I can't really envision a TL where Subutai convinces the Chingizids to press forward into Europe when there is going to be a kurultai choosing the next Great Khan.
Subutai was the first to understand that kurultai was the place where the destiny of the world was decided. It needed immediate and full attention of all the influential Mongol leaders. Europe might wait.

Except that Subutai tried to convince the Mongol Princes after the death of Ogedei Khan to press forward into Europe instead of halting and turning back to Mongolia.

By late 1241, Subutai was discussing plans to invade the Holy Roman Empire, when news came of the death of Ögedei Khan. Over the objections of Subutai, the Mongol Princes withdrew the army to Mongolia for the election of a new Great Khan. The death of Ögedei effectively put an end to the Mongol invasion of Europe.

http://en.wikipedia.org/wiki/Subutai#Final_years



Have Subutai convince the Mongols to press on into Europe, and you have a REALLY interesting POD that could massively shake things up.
 
Except that Subutai tried to convince the Mongol Princes after the death of Ogedei Khan to press forward into Europe instead of halting and turning back to Mongolia.
http://en.wikipedia.org/wiki/Subutai#Final_years
Have Subutai convince the Mongols to press on into Europe, and you have a REALLY interesting POD that could massively shake things up.

With all due respect to wikipedia I cannot believe this information.

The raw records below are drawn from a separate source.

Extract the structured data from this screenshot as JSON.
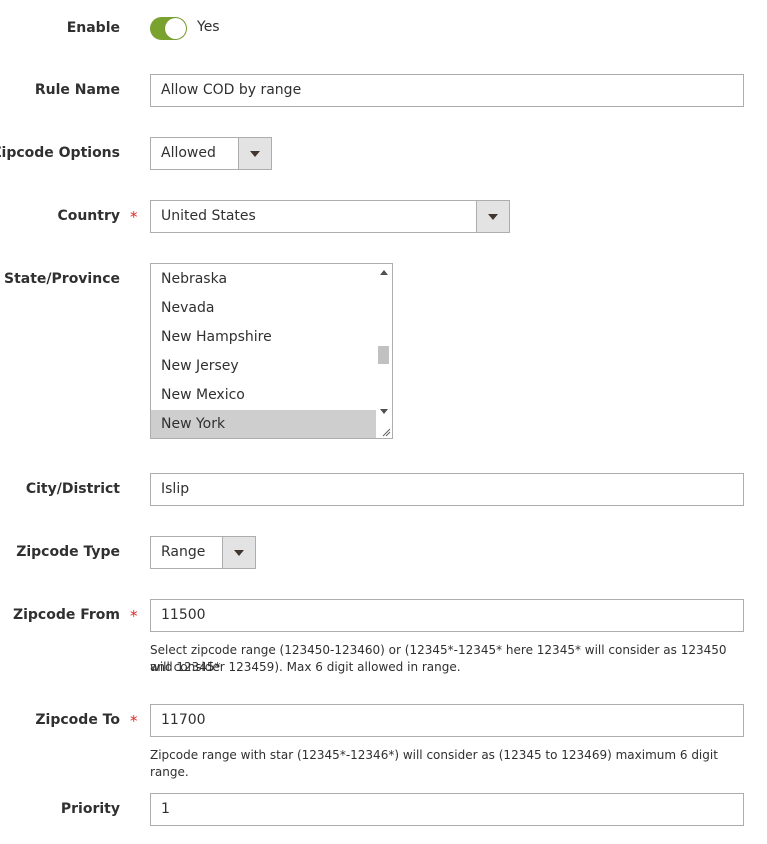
{
  "enable": {
    "label": "Enable",
    "state_text": "Yes",
    "on": true,
    "color": "#79a22e"
  },
  "rule_name": {
    "label": "Rule Name",
    "value": "Allow COD by range"
  },
  "zipcode_options": {
    "label": "Zipcode Options",
    "value": "Allowed"
  },
  "country": {
    "label": "Country",
    "value": "United States",
    "required_mark": "*"
  },
  "state_province": {
    "label": "State/Province",
    "options": [
      "Nebraska",
      "Nevada",
      "New Hampshire",
      "New Jersey",
      "New Mexico",
      "New York"
    ],
    "selected": "New York"
  },
  "city": {
    "label": "City/District",
    "value": "Islip"
  },
  "zipcode_type": {
    "label": "Zipcode Type",
    "value": "Range"
  },
  "zipcode_from": {
    "label": "Zipcode From",
    "value": "11500",
    "required_mark": "*",
    "note_line1": "Select zipcode range (123450-123460) or (12345*-12345* here 12345* will consider as 123450 and 12345*",
    "note_line2": "will consider 123459). Max 6 digit allowed in range."
  },
  "zipcode_to": {
    "label": "Zipcode To",
    "value": "11700",
    "required_mark": "*",
    "note": "Zipcode range with star (12345*-12346*) will consider as (12345 to 123469) maximum 6 digit range."
  },
  "priority": {
    "label": "Priority",
    "value": "1"
  },
  "colors": {
    "required": "#e22626",
    "selected_row": "#cecece",
    "border": "#adadad"
  }
}
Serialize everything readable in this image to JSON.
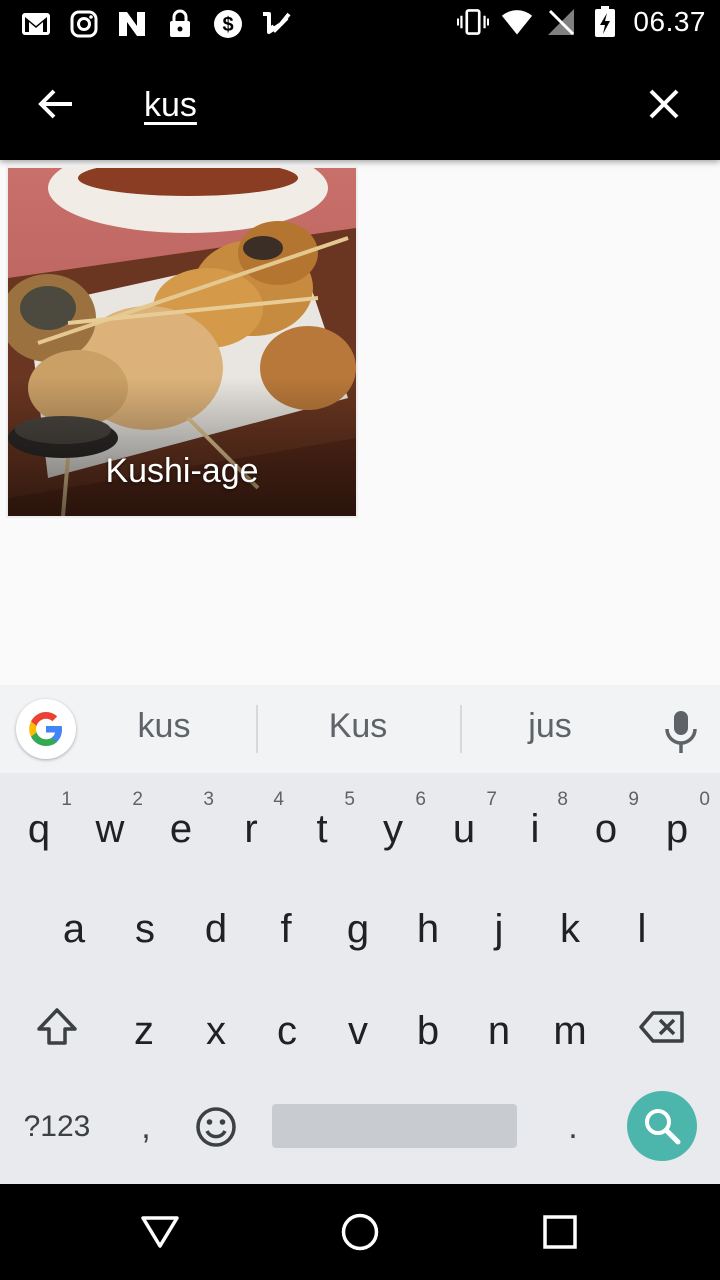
{
  "status_bar": {
    "time": "06.37",
    "left_icons": [
      "gmail-icon",
      "instagram-icon",
      "n-app-icon",
      "lock-icon",
      "dollar-icon",
      "tasks-check-icon"
    ],
    "right_icons": [
      "vibrate-icon",
      "wifi-icon",
      "no-signal-icon",
      "battery-charging-icon"
    ]
  },
  "toolbar": {
    "back_icon": "arrow-left-icon",
    "search_value": "kus",
    "clear_icon": "close-icon"
  },
  "results": [
    {
      "label": "Kushi-age"
    }
  ],
  "keyboard": {
    "suggestions": [
      "kus",
      "Kus",
      "jus"
    ],
    "row1": [
      {
        "key": "q",
        "hint": "1"
      },
      {
        "key": "w",
        "hint": "2"
      },
      {
        "key": "e",
        "hint": "3"
      },
      {
        "key": "r",
        "hint": "4"
      },
      {
        "key": "t",
        "hint": "5"
      },
      {
        "key": "y",
        "hint": "6"
      },
      {
        "key": "u",
        "hint": "7"
      },
      {
        "key": "i",
        "hint": "8"
      },
      {
        "key": "o",
        "hint": "9"
      },
      {
        "key": "p",
        "hint": "0"
      }
    ],
    "row2": [
      "a",
      "s",
      "d",
      "f",
      "g",
      "h",
      "j",
      "k",
      "l"
    ],
    "row3": [
      "z",
      "x",
      "c",
      "v",
      "b",
      "n",
      "m"
    ],
    "symbols_label": "?123",
    "comma_label": ",",
    "period_label": ".",
    "colors": {
      "search_key": "#4db6ac",
      "background": "#e8eaed"
    }
  },
  "navbar": {
    "icons": [
      "back-triangle-icon",
      "home-circle-icon",
      "recents-square-icon"
    ]
  }
}
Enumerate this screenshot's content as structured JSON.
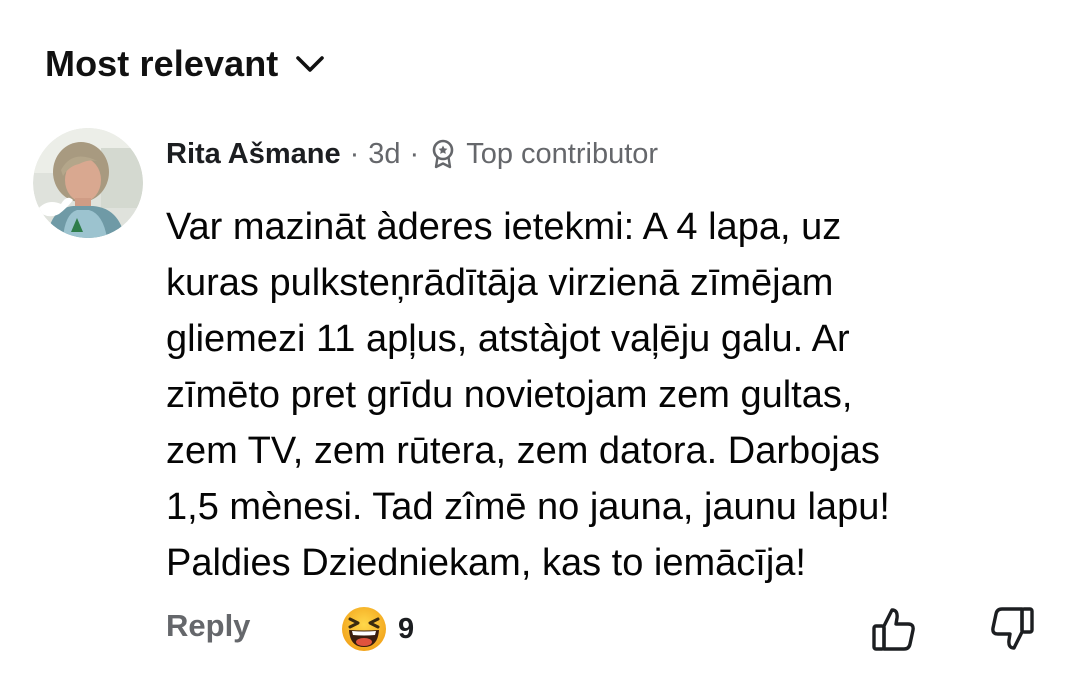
{
  "sort": {
    "label": "Most relevant",
    "icon": "chevron-down-icon"
  },
  "comment": {
    "author": "Rita Ašmane",
    "separator": "·",
    "time": "3d",
    "badge": {
      "icon": "top-contributor-badge-icon",
      "label": "Top contributor"
    },
    "text": "Var mazināt àderes ietekmi: A 4 lapa, uz\nkuras pulksteņrādītāja virzienā zīmējam\ngliemezi 11 apļus, atstàjot vaļēju galu. Ar\nzīmēto pret grīdu novietojam zem gultas,\nzem TV, zem rūtera, zem datora. Darbojas\n1,5 mènesi. Tad zîmē no jauna, jaunu lapu!\nPaldies Dziedniekam, kas to iemācīja!"
  },
  "actions": {
    "reply_label": "Reply",
    "reaction_icon": "laughing-emoji-icon",
    "reaction_count": "9",
    "like_icon": "thumbs-up-icon",
    "dislike_icon": "thumbs-down-icon"
  },
  "colors": {
    "primary_text": "#050505",
    "secondary_text": "#65676b",
    "emoji_yellow": "#f7b125"
  }
}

It goes against the main ideas which are the foundations of the Chengizzid World Empire of this period:
1) the Mongols cannot press a serious large-scale invasion without a really important Chengizzid in charge
2) all really important Chengizzids have to take part in person in kurultai after the death of the Great Khan in order to choose a new Great Khan

Which simply means - no big invasion till the next Great Khan is chosen.
At all. Whatsoever. Impossible. Against the rules. Out of the question.